In practical terms, while there is a general trend where people who take more steps also burn more calories, other factors could also be influencing calorie burn, and the steps alone don't fully explain the variation in calories burned.

**Creating a scatter plot to visualize the relationship between the ‘Total Minutes Asleep’ and ‘Total Time in Bed’ variables.**

In [None]:
# Create a scatter plot
plt.figure(figsize=(10, 6))
plt.scatter(daily_activity_sleep['TotalMinutesAsleep'], daily_activity_sleep['TotalTimeInBed'], alpha=0.5)
plt.title('Relationship between Total Minutes Asleep and Total Time in Bed')
plt.xlabel('Total Minutes Asleep')
plt.ylabel('Total Time in Bed (minutes)')
plt.grid(True, linestyle='--', alpha=0.7)

# Add a trend line
z = np.polyfit(daily_activity_sleep['TotalMinutesAsleep'], daily_activity_sleep['TotalTimeInBed'], 1)
p = np.poly1d(z)
plt.plot(daily_activity_sleep['TotalMinutesAsleep'], p(daily_activity_sleep['TotalMinutesAsleep']), "r--", alpha=0.8)

# Add a diagonal line representing perfect equality
min_val = min(daily_activity_sleep['TotalMinutesAsleep'].min(), daily_activity_sleep['TotalTimeInBed'].min())
max_val = max(daily_activity_sleep['TotalMinutesAsleep'].max(), daily_activity_sleep['TotalTimeInBed'].max())
plt.plot([min_val, max_val], [min_val, max_val], 'g--', alpha=0.8, label='Perfect Equality')

plt.legend()
plt.tight_layout()
plt.show()

# Calculate the correlation coefficient
correlation = daily_activity_sleep['TotalMinutesAsleep'].corr(daily_activity_sleep['TotalTimeInBed'])
print(f"Correlation coefficient between Total Minutes Asleep and Total Time in Bed: {correlation:.2f}")

The strong positive correlation (0.93) between Total Minutes Asleep and Total Time in Bed means that there is a very close relationship between the amount of time users spend in bed and the time they actually spend sleeping. 

In other words, most of the time users spend in bed is used for sleeping, indicating efficient sleep patterns. A correlation of 0.93 suggests that as the time spent in bed increases, the time spent asleep also increases in a very consistent manner.

# Insights
Maintain Consistent Bedtimes: Try to go to bed and wake up at the same time every day, even on weekends. Consistency helps regulate your internal clock and improves sleep quality.

**Analyzing Hourly Patterns in Total Intensity with a Bar Chart**

In [None]:
# Group by hour and calculate mean total intensity
hourly_intensities = intensities_df.groupby('Hour')['TotalIntensity'].mean().reset_index()

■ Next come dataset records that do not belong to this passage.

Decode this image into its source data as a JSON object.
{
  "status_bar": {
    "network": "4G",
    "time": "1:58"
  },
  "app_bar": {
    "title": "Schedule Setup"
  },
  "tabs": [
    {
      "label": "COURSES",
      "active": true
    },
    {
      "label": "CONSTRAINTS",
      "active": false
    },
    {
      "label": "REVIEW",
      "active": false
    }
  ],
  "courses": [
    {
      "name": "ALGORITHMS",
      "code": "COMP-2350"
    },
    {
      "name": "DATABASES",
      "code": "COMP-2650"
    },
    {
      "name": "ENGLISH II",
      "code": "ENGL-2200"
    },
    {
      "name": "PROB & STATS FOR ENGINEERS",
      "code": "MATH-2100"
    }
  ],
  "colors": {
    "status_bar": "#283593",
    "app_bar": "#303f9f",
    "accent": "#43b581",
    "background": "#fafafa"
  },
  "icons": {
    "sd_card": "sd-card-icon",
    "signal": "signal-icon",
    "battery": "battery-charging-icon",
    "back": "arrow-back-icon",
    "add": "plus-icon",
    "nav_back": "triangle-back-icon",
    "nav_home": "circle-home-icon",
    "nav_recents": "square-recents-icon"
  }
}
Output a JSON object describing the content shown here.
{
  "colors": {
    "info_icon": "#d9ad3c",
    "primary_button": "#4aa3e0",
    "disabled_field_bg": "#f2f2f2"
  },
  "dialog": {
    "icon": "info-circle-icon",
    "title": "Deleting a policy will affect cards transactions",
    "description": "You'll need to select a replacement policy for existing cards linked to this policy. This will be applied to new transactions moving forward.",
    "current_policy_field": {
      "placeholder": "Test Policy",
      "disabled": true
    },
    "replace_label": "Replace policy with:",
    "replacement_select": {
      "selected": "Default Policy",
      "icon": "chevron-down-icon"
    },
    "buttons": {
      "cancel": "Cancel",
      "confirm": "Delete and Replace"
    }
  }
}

# Convert Hour to datetime for proper ordering
hourly_intensities['Hour'] = pd.to_datetime(hourly_intensities['Hour'], format='%H:%M:%S')

# Sort by hour
hourly_intensities = hourly_intensities.sort_values('Hour')

# Create the bar chart
plt.figure(figsize=(12, 6))
plt.bar(hourly_intensities['Hour'], hourly_intensities['TotalIntensity'], width=0.02, align='center')

plt.title('Total Intensity Throughout the Day')
plt.xlabel('Time of Day')
plt.ylabel('Total Intensity')

# Format x-axis to show hours
plt.gca().xaxis.set_major_formatter(plt.matplotlib.dates.DateFormatter('%H:%M'))
plt.gcf().autofmt_xdate()  # Rotation

plt.grid(True, linestyle='--', alpha=0.7, axis='y')
plt.tight_layout()
plt.show()

* After analyzing the hourly Total Intensity data, it’s evident that individuals tend to be more active from 5 am to 10 pm.
* The peak of physical activity occurs between 5 pm and 7 pm, possibly suggesting that people engage in exercise or outdoor activities after their workday.

# Insights:

* Consider planning your workouts or physical activities between 5 pm and 7 pm, as this is when most people tend to be most active. Engaging in exercise during these hours can help you align with natural energy levels and maximize your workout efficiency.
* If you're active in the early morning hours (from 5 am), incorporate a morning exercise routine to boost your energy and set a positive tone for the day. Morning activity can improve focus and productivity throughout the day.
* If you're active in the evening, consider incorporating calming exercises like yoga or a gentle walk after 7 pm to help wind down and prepare your body for restful sleep.